In this era of increased harassment and persecution of people on the basis of political viewpoints and First Amendment expression, there’s actually good news to report.
In fact, that positive development comes from none other than the Internal Revenue Service (IRS), which few people typically consider a font of good news.
Specifically, the IRS just announced a proposed rule to stop requiring nonprofit organizations to file what’s known as a Form 990 Schedule B, which exposes sensitive donor information not only to the federal government and potential rogues like former IRS official Lois Lerner, but also people who seek to access and use that information to target people on the basis of political belief.
As we at CFIF have long asserted, this welcome move will help protect the privacy of American citizens, which the U.S. Supreme Court unanimously ruled in NAACP v. Alabama (1958) is critical to preservation and exercise of the First Amendment’s rights to free speech, freedom of association and freedom to petition government:
Effective advocacy of both public and private points of view, particularly controversial ones, is undeniably enhanced by group association, as this Court has more than once recognized by remarking upon the close nexus between the freedoms of speech and assembly. It is beyond debate that freedom to engage in association for the advancement of beliefs and ideas is an inseparable aspect of the ‘liberty’ assured by the Due Process Clause of the Fourteenth Amendment, which embraces freedom of speech… This Court has recognized the vital relationship between freedom to associate and privacy in one’s associations…
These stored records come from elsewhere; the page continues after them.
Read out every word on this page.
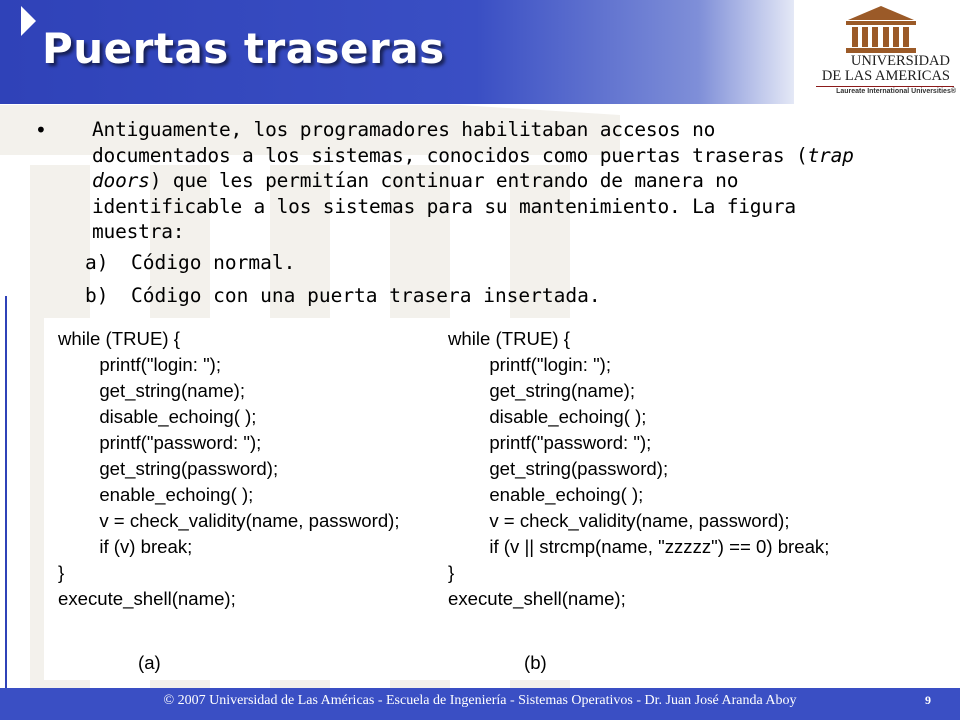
Puertas traseras	UNIVERSIDAD
DE LAS AMERICAS
Laureate International Universities®
• Antiguamente, los programadores habilitaban accesos no documentados a los sistemas, conocidos como puertas traseras (trap doors) que les permitían continuar entrando de manera no identificable a los sistemas para su mantenimiento. La figura muestra:
a) Código normal.
b) Código con una puerta trasera insertada.
while (TRUE) {
printf("login: ");
get_string(name);
disable_echoing( );
printf("password: ");
get_string(password);
enable_echoing( );
v = check_validity(name, password);
if (v) break;
}
execute_shell(name);
while (TRUE) {
printf("login: ");
get_string(name);
disable_echoing( );
printf("password: ");
get_string(password);
enable_echoing( );
v = check_validity(name, password);
if (v || strcmp(name, "zzzzz") == 0) break;
}
execute_shell(name);
(a)	(b)
© 2007 Universidad de Las Américas - Escuela de Ingeniería - Sistemas Operativos - Dr. Juan José Aranda Aboy	9
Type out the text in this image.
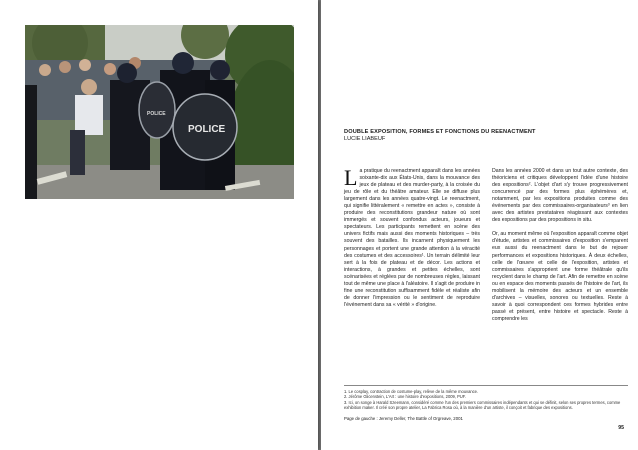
POLICE
POLICE
DOUBLE EXPOSITION, FORMES ET FONCTIONS DU REENACTMENT
LUCIE LIABEUF

La pratique du reenactment apparaît dans les années soixante-dix aux États-Unis, dans la mouvance des jeux de plateau et des murder-party, à la croisée du jeu de rôle et du théâtre amateur. Elle se diffuse plus largement dans les années quatre-vingt. Le reenactment, qui signifie littéralement « remettre en actes », consiste à produire des reconstitutions grandeur nature où sont immergés et souvent confondus acteurs, joueurs et spectateurs. Les participants remettent en scène des univers fictifs mais aussi des moments historiques – très souvent des batailles. Ils incarnent physiquement les personnages et portent une grande attention à la véracité des costumes et des accessoires¹. Un terrain délimité leur sert à la fois de plateau et de décor. Les actions et interactions, à grandes et petites échelles, sont scénarisées et réglées par de nombreuses règles, laissant tout de même une place à l'aléatoire. Il s'agit de produire in fine une reconstitution suffisamment fidèle et réaliste afin de donner l'impression ou le sentiment de reproduire l'événement dans sa « vérité » d'origine.

Dans les années 2000 et dans un tout autre contexte, des théoriciens et critiques développent l'idée d'une histoire des expositions². L'objet d'art s'y trouve progressivement concurrencé par des formes plus éphémères et, notamment, par les expositions produites comme des événements par des commissaires-organisateurs³ en lien avec des artistes prestataires réagissant aux contextes des expositions par des propositions in situ.

Or, au moment même où l'exposition apparaît comme objet d'étude, artistes et commissaires d'exposition s'emparent eux aussi du reenactment dans le but de rejouer performances et expositions historiques. À deux échelles, celle de l'œuvre et celle de l'exposition, artistes et commissaires s'approprient une forme théâtrale qu'ils recyclent dans le champ de l'art. Afin de remettre en scène ou en espace des moments passés de l'histoire de l'art, ils mobilisent la mémoire des acteurs et un ensemble d'archives – visuelles, sonores ou textuelles. Reste à savoir à quoi correspondent ces formes hybrides entre passé et présent, entre histoire et spectacle. Reste à comprendre les

1. Le cosplay, contraction de costume-play, relève de la même mouvance.
2. Jérôme Glicenstein, L'Art : une histoire d'expositions, 2009, PUF.
3. Ici, on songe à Harald Szeemann, considéré comme l'un des premiers commissaires indépendants et qui se définit, selon ses propres termes, comme exhibition maker. Il créé son propre atelier, La Fabrica Rosa où, à la manière d'un artiste, il conçoit et fabrique des expositions.
Page de gauche : Jeremy Deller, The Battle of Orgreave, 2001
95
The Supreme Court in that seminal ruling rightly drew a straight-line connection between privacy of one’s associations and donations and the ability to exercise one’s First Amendment freedoms:
[R]evelation of the identity of its rank-and-file members has exposed these members to economic reprisal, loss of employment, threat of physical coercion, and other manifestations of public hostility. Under these circumstances, we think it apparent that compelled disclosure of petitioner’s Alabama membership is likely to affect adversely the ability of petitioner and its members to pursue their collective effort to foster beliefs which they admittedly have the right to advocate, in that it may induce members to withdraw from the Association and dissuade others from joining it because of fear of exposure of their beliefs shown through their associations and of the consequences of this exposure.
That logic applies with even greater force today, as we’ve witnessed time after time, because of the modern ability to instantly identify, locate and stalk people whose political views one finds disagreeable.
As we’ve further noted, the IRS acknowledges that it doesn’t even use the collected information for any substantive purpose in enforcing the nation’s tax laws, and the IRS isn’t even the agency in charge of enforcing so-called “campaign finance reform” laws in any case. Accordingly, the information only serves to expose people to potential targeting.
CFIF enthusiastically supports this IRS decision, which will help protect the right of American citizens to exercise their First Amendment rights.